Un compromis équilibré pour répondre aux préoccupations des syndicats et des employeurs

Le gouvernement suisse a travaillé intensivement avec les partenaires sociaux pour adapter cette 14e mesure et répondre aux préoccupations des deux camps. Les adaptations apportées apportent une plus grande sécurité juridique aux employeurs, notamment en précisant que si un congé est prononcé avant la fin de la procédure, il ne sera pas considéré comme nul, mais plutôt comme abusif. Cette modification vise à éviter une remise en cause systématique des licenciements dans des cas où la procédure n’a pas été suivie correctement, mais où l’intention de l’employeur n’était pas malveillante.

Le gouvernement a également précisé que les sanctions ne s’appliqueraient qu’en cas de licenciement abusif, c’est-à-dire lorsque l’employeur n’a pas respecté la procédure de préavis et a agi de manière délibérée, sans chercher à résoudre la situation à l’amiable. En revanche, des erreurs mineures dans le processus pourront être corrigées sans entraîner de lourdes conséquences financières, explique Blick. Ces ajustements sont destinés à permettre aux entreprises de s’adapter à la nouvelle réglementation sans sacrifier la protection des travailleurs.

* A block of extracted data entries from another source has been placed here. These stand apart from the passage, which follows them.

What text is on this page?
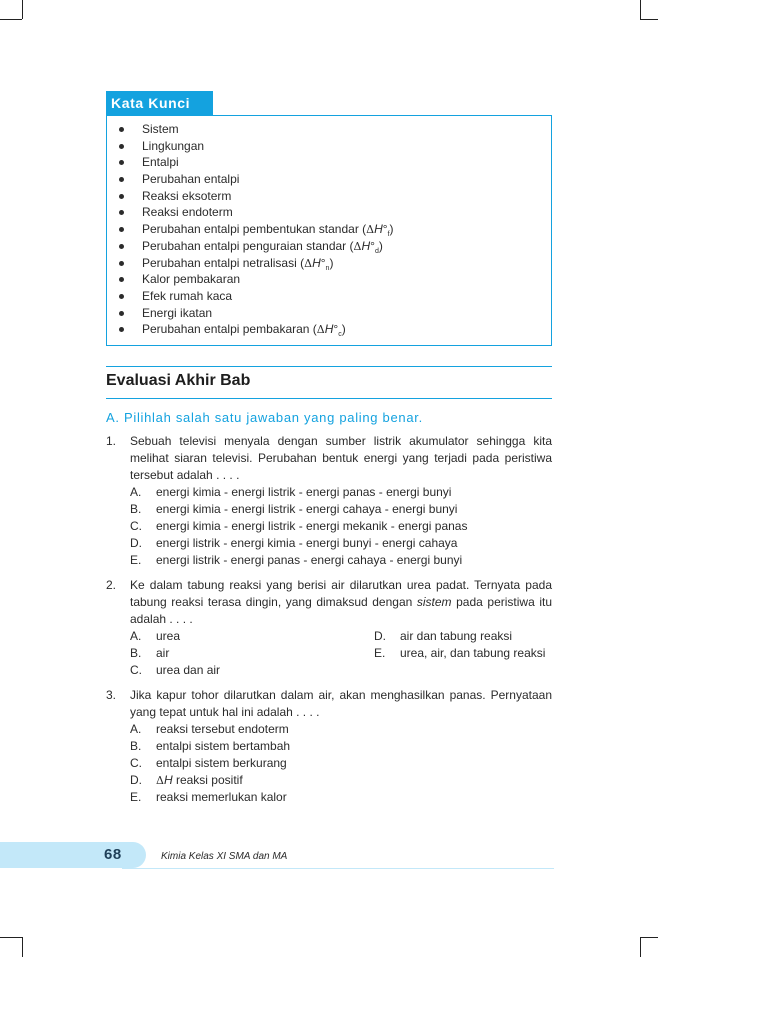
Kata Kunci
Sistem
Lingkungan
Entalpi
Perubahan entalpi
Reaksi eksoterm
Reaksi endoterm
Perubahan entalpi pembentukan standar $(\Delta H^\circ_f)$
Perubahan entalpi penguraian standar $(\Delta H^\circ_d)$
Perubahan entalpi netralisasi $(\Delta H^\circ_n)$
Kalor pembakaran
Efek rumah kaca
Energi ikatan
Perubahan entalpi pembakaran $(\Delta H^\circ_c)$
Evaluasi Akhir Bab
A. Pilihlah salah satu jawaban yang paling benar.
1. Sebuah televisi menyala dengan sumber listrik akumulator sehingga kita melihat siaran televisi. Perubahan bentuk energi yang terjadi pada peristiwa tersebut adalah . . . .
A. energi kimia - energi listrik - energi panas - energi bunyi
B. energi kimia - energi listrik - energi cahaya - energi bunyi
C. energi kimia - energi listrik - energi mekanik - energi panas
D. energi listrik - energi kimia - energi bunyi - energi cahaya
E. energi listrik - energi panas - energi cahaya - energi bunyi
2. Ke dalam tabung reaksi yang berisi air dilarutkan urea padat. Ternyata pada tabung reaksi terasa dingin, yang dimaksud dengan sistem pada peristiwa itu adalah . . . .
A. urea
B. air
C. urea dan air
D. air dan tabung reaksi
E. urea, air, dan tabung reaksi
3. Jika kapur tohor dilarutkan dalam air, akan menghasilkan panas. Pernyataan yang tepat untuk hal ini adalah . . . .
A. reaksi tersebut endoterm
B. entalpi sistem bertambah
C. entalpi sistem berkurang
D. ΔH reaksi positif
E. reaksi memerlukan kalor
68	Kimia Kelas XI SMA dan MA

Le Conseil fédéral a jugé cette mesure « indispensable » pour maintenir l’équilibre global du paquet d’accords et respecter les engagements internationaux de la Suisse vis-à-vis de l’OIT. Le gouvernement suisse doit transmettre ce projet au Parlement en mars, où il sera débattu et finalisé. Ces 14 mesures complètent un plan de garantie à trois niveaux négocié avec l’UE, qui comprend des principes fondamentaux, des exceptions et une clause de non-régression, garantissant ainsi que les droits des travailleurs ne seront pas réduits au fil du temps.